Toroid-w-hole.3dm (123.9 KB)
I created a washer that I will print, but after it was complete, I decided that I wanted to make it a little more compressible. I decided to revolve a circle to create a solid toroid and then subtract it from my washer using Boolean difference. I was surprised when it failed. I know that I can add a circle to a section and revolve it to achieve the desired result, but why can’t I just subtract the ‘donut’ ?
Boolean difference works with solids but you have surfaces, not solids, which is why it isn’t working for you.
You will also find that you cannot Boolean out a completely enclosed void within a solid (there are other posts that explain this).
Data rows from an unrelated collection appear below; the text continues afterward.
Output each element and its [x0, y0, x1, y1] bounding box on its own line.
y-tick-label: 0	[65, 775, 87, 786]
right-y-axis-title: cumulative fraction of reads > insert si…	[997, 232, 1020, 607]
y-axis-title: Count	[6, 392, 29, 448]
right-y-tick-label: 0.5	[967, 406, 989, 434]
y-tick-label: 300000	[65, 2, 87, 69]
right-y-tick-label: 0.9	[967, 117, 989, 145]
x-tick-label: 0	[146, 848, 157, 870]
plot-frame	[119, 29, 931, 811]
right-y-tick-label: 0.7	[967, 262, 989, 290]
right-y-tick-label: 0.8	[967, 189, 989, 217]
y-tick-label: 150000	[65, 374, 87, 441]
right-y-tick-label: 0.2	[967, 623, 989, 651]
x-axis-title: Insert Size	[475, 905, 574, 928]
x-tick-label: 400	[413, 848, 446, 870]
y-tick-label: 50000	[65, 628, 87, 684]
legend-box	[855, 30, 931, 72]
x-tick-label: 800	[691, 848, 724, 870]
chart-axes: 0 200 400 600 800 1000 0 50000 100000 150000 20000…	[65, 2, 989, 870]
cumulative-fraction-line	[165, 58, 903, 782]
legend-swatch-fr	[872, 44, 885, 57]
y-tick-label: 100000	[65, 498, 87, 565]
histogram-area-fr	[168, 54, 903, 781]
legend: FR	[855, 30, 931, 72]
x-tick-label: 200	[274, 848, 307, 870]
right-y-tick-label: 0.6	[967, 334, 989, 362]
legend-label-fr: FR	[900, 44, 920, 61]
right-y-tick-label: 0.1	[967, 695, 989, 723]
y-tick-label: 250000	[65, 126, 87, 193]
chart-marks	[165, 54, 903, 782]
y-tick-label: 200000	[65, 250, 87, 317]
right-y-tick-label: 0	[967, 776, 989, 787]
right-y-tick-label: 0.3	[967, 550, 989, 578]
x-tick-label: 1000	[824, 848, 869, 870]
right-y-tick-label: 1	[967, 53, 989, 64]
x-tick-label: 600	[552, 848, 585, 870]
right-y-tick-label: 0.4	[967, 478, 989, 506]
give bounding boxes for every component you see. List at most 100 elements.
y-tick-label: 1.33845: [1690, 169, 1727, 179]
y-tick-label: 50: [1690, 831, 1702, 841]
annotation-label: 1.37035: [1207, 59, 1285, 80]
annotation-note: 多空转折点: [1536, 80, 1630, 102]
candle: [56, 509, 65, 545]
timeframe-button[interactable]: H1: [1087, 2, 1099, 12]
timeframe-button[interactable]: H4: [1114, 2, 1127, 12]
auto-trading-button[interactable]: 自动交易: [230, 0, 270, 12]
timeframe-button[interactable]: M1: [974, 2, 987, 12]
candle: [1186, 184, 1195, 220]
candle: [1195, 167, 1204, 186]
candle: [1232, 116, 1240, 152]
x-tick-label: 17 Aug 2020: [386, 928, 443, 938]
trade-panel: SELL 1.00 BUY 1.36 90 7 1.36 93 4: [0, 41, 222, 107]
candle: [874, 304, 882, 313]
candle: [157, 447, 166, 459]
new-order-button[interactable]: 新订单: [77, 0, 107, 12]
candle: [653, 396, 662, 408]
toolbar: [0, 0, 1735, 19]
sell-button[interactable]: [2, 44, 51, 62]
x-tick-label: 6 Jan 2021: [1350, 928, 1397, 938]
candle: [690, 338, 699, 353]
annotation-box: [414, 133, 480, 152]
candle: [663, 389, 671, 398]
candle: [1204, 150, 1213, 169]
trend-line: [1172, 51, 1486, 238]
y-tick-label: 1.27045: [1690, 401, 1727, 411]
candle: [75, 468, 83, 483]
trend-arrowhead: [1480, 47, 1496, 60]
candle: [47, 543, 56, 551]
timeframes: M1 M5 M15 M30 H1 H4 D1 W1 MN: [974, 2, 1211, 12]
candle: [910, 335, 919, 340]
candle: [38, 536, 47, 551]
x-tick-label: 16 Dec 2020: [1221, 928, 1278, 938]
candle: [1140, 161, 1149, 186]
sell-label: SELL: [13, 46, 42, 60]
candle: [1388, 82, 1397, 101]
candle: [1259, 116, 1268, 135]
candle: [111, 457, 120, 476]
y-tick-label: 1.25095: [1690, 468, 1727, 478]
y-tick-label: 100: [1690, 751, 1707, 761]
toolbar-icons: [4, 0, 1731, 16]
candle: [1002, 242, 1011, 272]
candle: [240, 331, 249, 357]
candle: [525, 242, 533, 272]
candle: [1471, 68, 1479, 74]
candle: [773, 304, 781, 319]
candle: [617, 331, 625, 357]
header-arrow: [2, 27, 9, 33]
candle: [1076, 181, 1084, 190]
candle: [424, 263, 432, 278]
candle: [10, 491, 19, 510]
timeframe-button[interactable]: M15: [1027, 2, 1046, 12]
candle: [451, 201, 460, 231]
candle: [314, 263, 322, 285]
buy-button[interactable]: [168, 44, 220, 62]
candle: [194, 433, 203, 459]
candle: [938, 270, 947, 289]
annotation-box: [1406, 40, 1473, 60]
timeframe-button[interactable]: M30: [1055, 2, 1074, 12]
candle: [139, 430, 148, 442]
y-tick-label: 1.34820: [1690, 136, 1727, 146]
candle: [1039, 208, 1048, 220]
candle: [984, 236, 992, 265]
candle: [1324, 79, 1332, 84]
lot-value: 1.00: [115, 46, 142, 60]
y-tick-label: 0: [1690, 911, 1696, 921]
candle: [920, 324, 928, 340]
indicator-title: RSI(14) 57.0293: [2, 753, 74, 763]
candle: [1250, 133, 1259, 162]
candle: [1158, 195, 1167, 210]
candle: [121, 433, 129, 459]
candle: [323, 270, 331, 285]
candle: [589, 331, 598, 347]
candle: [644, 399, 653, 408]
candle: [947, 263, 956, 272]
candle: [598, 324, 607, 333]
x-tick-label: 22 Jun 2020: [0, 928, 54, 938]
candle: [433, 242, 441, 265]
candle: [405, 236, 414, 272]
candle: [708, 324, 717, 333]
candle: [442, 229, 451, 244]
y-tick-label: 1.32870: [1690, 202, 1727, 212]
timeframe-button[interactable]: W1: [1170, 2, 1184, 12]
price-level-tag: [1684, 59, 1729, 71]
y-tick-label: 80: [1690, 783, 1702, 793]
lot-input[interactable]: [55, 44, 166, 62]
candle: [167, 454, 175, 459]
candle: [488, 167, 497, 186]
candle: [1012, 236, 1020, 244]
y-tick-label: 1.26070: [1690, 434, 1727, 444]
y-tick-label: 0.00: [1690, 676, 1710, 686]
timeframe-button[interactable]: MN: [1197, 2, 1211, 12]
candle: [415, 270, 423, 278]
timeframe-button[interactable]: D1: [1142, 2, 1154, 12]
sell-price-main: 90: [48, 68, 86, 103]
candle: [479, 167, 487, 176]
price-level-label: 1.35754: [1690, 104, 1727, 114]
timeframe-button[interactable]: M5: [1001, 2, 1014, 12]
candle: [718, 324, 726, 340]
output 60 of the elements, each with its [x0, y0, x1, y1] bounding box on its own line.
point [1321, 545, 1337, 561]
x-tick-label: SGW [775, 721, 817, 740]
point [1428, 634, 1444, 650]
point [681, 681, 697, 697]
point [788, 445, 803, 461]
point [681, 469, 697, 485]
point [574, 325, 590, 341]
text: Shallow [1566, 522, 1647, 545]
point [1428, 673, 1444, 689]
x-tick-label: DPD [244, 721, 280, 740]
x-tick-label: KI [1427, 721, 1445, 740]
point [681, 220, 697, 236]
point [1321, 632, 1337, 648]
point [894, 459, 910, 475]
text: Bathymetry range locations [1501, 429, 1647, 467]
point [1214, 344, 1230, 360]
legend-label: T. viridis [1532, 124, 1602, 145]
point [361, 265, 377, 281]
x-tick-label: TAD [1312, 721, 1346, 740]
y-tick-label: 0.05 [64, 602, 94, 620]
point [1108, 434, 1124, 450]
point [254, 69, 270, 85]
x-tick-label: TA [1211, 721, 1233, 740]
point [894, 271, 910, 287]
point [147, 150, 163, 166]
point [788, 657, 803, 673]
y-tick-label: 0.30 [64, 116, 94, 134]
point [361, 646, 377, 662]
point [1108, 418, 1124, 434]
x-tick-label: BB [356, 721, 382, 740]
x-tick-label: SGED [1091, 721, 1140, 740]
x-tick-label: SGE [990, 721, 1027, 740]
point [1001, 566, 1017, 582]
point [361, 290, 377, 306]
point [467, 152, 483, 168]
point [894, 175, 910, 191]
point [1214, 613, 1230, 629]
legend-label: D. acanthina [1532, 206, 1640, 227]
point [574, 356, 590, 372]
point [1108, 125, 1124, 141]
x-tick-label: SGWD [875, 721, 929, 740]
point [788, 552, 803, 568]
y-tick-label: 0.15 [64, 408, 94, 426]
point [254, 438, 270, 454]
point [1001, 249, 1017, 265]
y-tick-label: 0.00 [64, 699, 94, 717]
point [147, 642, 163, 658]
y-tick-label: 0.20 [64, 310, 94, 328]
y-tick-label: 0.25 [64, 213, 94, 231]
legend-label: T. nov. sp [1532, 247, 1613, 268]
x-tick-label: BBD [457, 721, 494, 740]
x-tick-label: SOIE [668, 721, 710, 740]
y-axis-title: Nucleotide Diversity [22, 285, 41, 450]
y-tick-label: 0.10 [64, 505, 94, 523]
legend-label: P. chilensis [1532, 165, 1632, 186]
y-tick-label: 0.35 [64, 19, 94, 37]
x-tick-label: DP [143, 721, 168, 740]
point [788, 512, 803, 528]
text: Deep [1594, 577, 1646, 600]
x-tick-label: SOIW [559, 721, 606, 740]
To get a void anchored in your washer, create a solid comprising the bottom half only. Then mirror that to make the top half. punch a tiny hole through one half by subtracting a cylinder so that you link the inner curved surface to the outer, then union the top and bottom halves. The wall of the tiny hole will be enough to make the void work and shouldn’t impact the printing.
Toroid-w-hole (2).3dm (346.4 KB)
is not possible to use booleans if the surfaces are not intersected, having one solid inside another is not an intersection. you can use boolean in open surfaces if the intersections are closed curves btw.
anyway if it is only for printing just export as stl and the slicer normally recognizes the inner volume as hollow of the exterior part.
In my experience the void is filled (Form 2 printer).
Caution is recommended as the parts are them much heavier and sometimes fail and fall into the resin tank.
Add extra supports just to be safe.
If you flip the normals on the inner mesh, the slicer should recognize that’s the ‘inner outside’ of the part, otherwise it would probably just see it as an overlapping mesh to be combined. Of course that’s not hugely necessary for 3D printing, you can just use the wall thickness and infill settings in the slicer.